A pesar de que en los campamentos se dan algunas clases no regladas, la mayoría de los millones de niños desplazados en Siria sigue sin alfabetizar
Mientras la AANES, no reconocida como entidad política por ningún Estado salvo por el Parlamento de Cataluña, ha invertido sus limitados recursos en poner en marcha y mejorar los servicios para la población desplazada, su brazo armado, las Fuerzas Democráticas Sirias (FDS), sigue combatiendo a las células durmientes y contra las emboscadas selectivas de la insurgencia del Estado Islámico (EI). La acción más reciente fue un gran ataque a una cárcel de Hasake con intento de fuga, en la que los presos del EI actuaron en coordinación con las células durmientes del exterior, que resultó en más de 500 muertos. Toda la zona ha sido sometida al toque de queda, y se ha interrumpido la circulación entre barrios, ciudades y pueblos, impidiendo una vez más que la población local haga su vida, y a sus hijos que vayan al colegio.

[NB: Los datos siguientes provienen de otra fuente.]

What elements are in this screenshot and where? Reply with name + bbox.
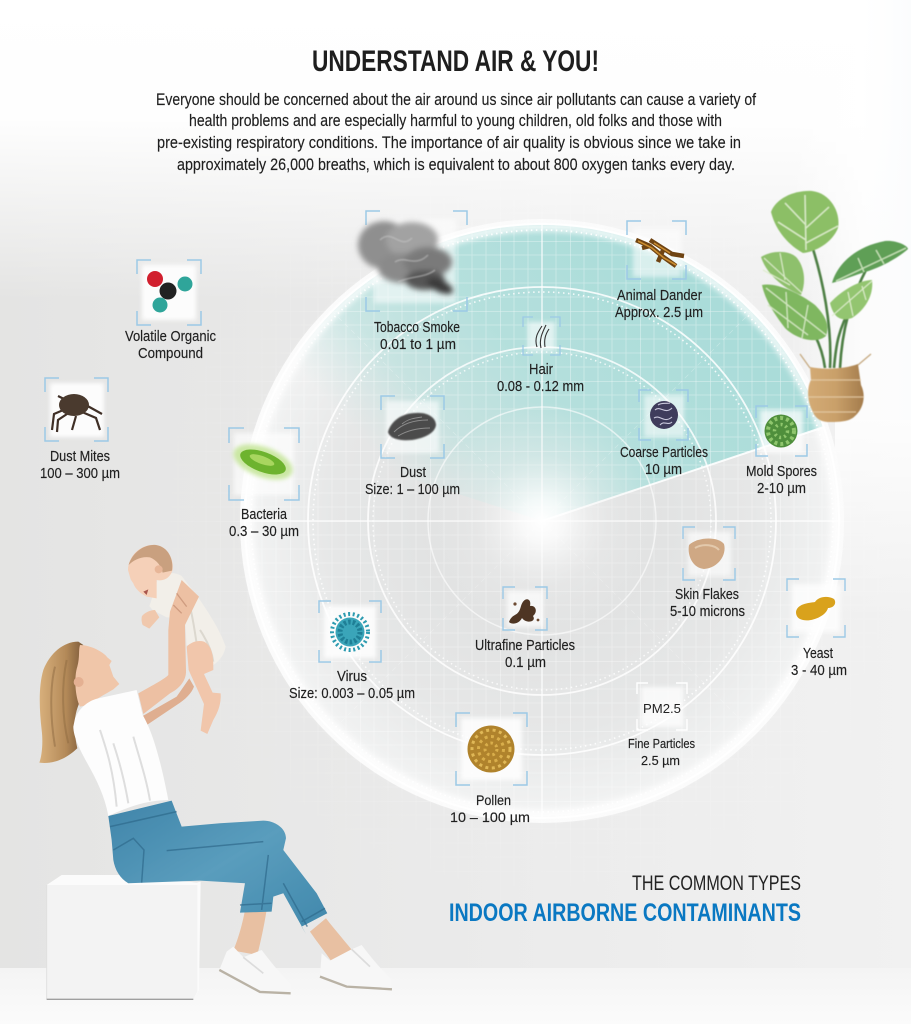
label: mold spores: 2-10 µm xyxy=(757,481,806,497)
label: coarse particles: 10 µm xyxy=(645,462,682,478)
footer heading: THE COMMON TYPES xyxy=(632,872,801,895)
intro paragraph: Everyone should be concerned about the air around us since air pollutants can cause a variety of xyxy=(156,91,756,109)
basket xyxy=(808,364,864,422)
baby head xyxy=(128,545,173,598)
icon: PM2.5: PM2.5 xyxy=(643,701,681,716)
icon: yeast xyxy=(787,579,845,637)
label: yeast xyxy=(791,646,847,679)
label: fine particles: Fine Particles xyxy=(628,736,695,751)
icon: dust xyxy=(381,396,444,458)
label: dust: Size: 1 – 100 µm xyxy=(365,482,460,498)
label: hair xyxy=(497,362,584,395)
right shoe xyxy=(320,945,392,989)
icon: skin flakes xyxy=(683,527,735,580)
icon: virus xyxy=(319,601,381,662)
label: hair: Hair xyxy=(529,362,553,378)
label: volatile organic compound: Compound xyxy=(138,346,203,362)
baby hand xyxy=(142,610,159,629)
label: dust xyxy=(365,465,460,498)
label: ultrafine particles: 0.1 µm xyxy=(505,655,546,671)
icon: PM2.5 xyxy=(637,683,687,730)
label: pollen: 10 – 100 µm xyxy=(450,810,530,825)
label: dust mites xyxy=(40,449,120,482)
icon: ultrafine particles xyxy=(503,587,547,630)
intro paragraph: health problems and are especially harmful to young children, old folks and those with xyxy=(189,112,722,130)
label: hair: 0.08 - 0.12 mm xyxy=(497,379,584,395)
hair xyxy=(39,642,83,763)
t-shirt xyxy=(73,690,168,816)
footer heading: INDOOR AIRBORNE CONTAMINANTS xyxy=(449,899,801,927)
icon: tobacco smoke xyxy=(358,211,467,311)
calves xyxy=(233,910,267,955)
baby legs xyxy=(187,641,221,734)
label: skin flakes xyxy=(670,587,745,620)
mid right leaf xyxy=(830,280,872,319)
intro paragraph: approximately 26,000 breaths, which is equivalent to about 800 oxygen tanks every day. xyxy=(177,156,735,174)
icon: bacteria xyxy=(229,428,299,500)
radar chart: concentric rings and teal sweep xyxy=(234,220,841,823)
left leaf xyxy=(761,252,804,295)
label: ultrafine particles xyxy=(475,638,575,671)
label: skin flakes: Skin Flakes xyxy=(675,587,739,603)
back arm xyxy=(142,678,194,727)
jeans xyxy=(108,801,327,934)
intro paragraph: pre-existing respiratory conditions. The importance of air quality is obvious since we take in xyxy=(157,134,741,152)
label: ultrafine particles: Ultrafine Particles xyxy=(475,638,575,654)
intro paragraph xyxy=(156,91,756,174)
label: animal dander: Approx. 2.5 µm xyxy=(615,305,703,321)
teal sweep wedge xyxy=(260,225,824,521)
potted monstera plant xyxy=(761,191,908,422)
label: fine particles xyxy=(628,736,695,768)
label: virus: Virus xyxy=(337,669,367,685)
raised arm xyxy=(138,580,199,714)
label: pollen xyxy=(450,793,530,825)
icon: dust mites xyxy=(45,378,108,441)
icon: coarse particles xyxy=(639,390,688,440)
label: mold spores: Mold Spores xyxy=(746,464,817,480)
label: tobacco smoke: Tobacco Smoke xyxy=(374,320,460,336)
icon: hair xyxy=(523,317,560,355)
label: volatile organic compound xyxy=(125,329,216,362)
title: UNDERSTAND AIR & YOU! xyxy=(312,45,599,78)
label: coarse particles: Coarse Particles xyxy=(620,445,708,461)
icon: animal dander xyxy=(627,221,686,279)
stems xyxy=(790,225,868,368)
icon: mold spores xyxy=(756,406,807,456)
white cube seat xyxy=(47,875,201,999)
label: dust mites: Dust Mites xyxy=(50,449,110,465)
icon: pollen xyxy=(456,713,527,785)
label: mold spores xyxy=(746,464,817,497)
label: bacteria: Bacteria xyxy=(241,507,288,523)
label: dust: Dust xyxy=(400,465,426,481)
label: animal dander: Animal Dander xyxy=(617,288,702,304)
label: coarse particles xyxy=(620,445,708,478)
baby body xyxy=(149,573,226,669)
label: volatile organic compound: Volatile Organic xyxy=(125,329,216,345)
label: yeast: 3 - 40 µm xyxy=(791,663,847,679)
woman holding baby xyxy=(39,545,392,993)
label: skin flakes: 5-10 microns xyxy=(670,604,745,620)
label: tobacco smoke: 0.01 to 1 µm xyxy=(380,337,456,353)
label: pollen: Pollen xyxy=(476,793,511,808)
label: animal dander xyxy=(615,288,703,321)
label: yeast: Yeast xyxy=(803,646,833,662)
label: dust mites: 100 – 300 µm xyxy=(40,466,120,482)
label: virus: Size: 0.003 – 0.05 µm xyxy=(289,686,415,702)
top leaf xyxy=(771,191,838,253)
footer heading xyxy=(449,872,801,927)
label: fine particles: 2.5 µm xyxy=(641,753,680,768)
right leaf xyxy=(832,241,908,283)
label: bacteria xyxy=(229,507,299,540)
icon: volatile organic compound xyxy=(137,260,201,325)
left shoe xyxy=(219,947,291,993)
lower left leaf xyxy=(762,284,827,340)
head and neck xyxy=(75,645,119,707)
label: tobacco smoke xyxy=(374,320,460,353)
label: virus xyxy=(289,669,415,702)
label: bacteria: 0.3 – 30 µm xyxy=(229,524,299,540)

Por otra parte, las FDS siguen defendiendo el frente de los grupos armados apoyados por Turquía, cuyos misiles causaron daños recientemente al centro donde vive Manal. “El ruido de los bombardeos se convirtió en nuestra música de fondo diaria, nos acostumbramos a él, pero los niños, no”. A Manal le gusta su papel de líder comunitaria de la antigua escuela, pero se siente impotente en lo que respecta a los niños y a la educación. “Antes de verme obligada a huir de mi casa, era responsable de mi familia, formada por ocho personas. Ahora soy la líder comunitaria de 20 familias. Eso quiere decir 100 personas”. Sus hijos juegan en lo que era el patio, ahora transformado en cocina al aire libre, lavandería y parque infantil, cerca de los tanques de agua y otras instalaciones. Los pequeños sonríen y corretean. Se lavan las manos con jabón con los movimientos precisos, coordinados y rítmicos que han aprendido, y cantan una canción. El único problema, dice Manal, es que no saben escribirla.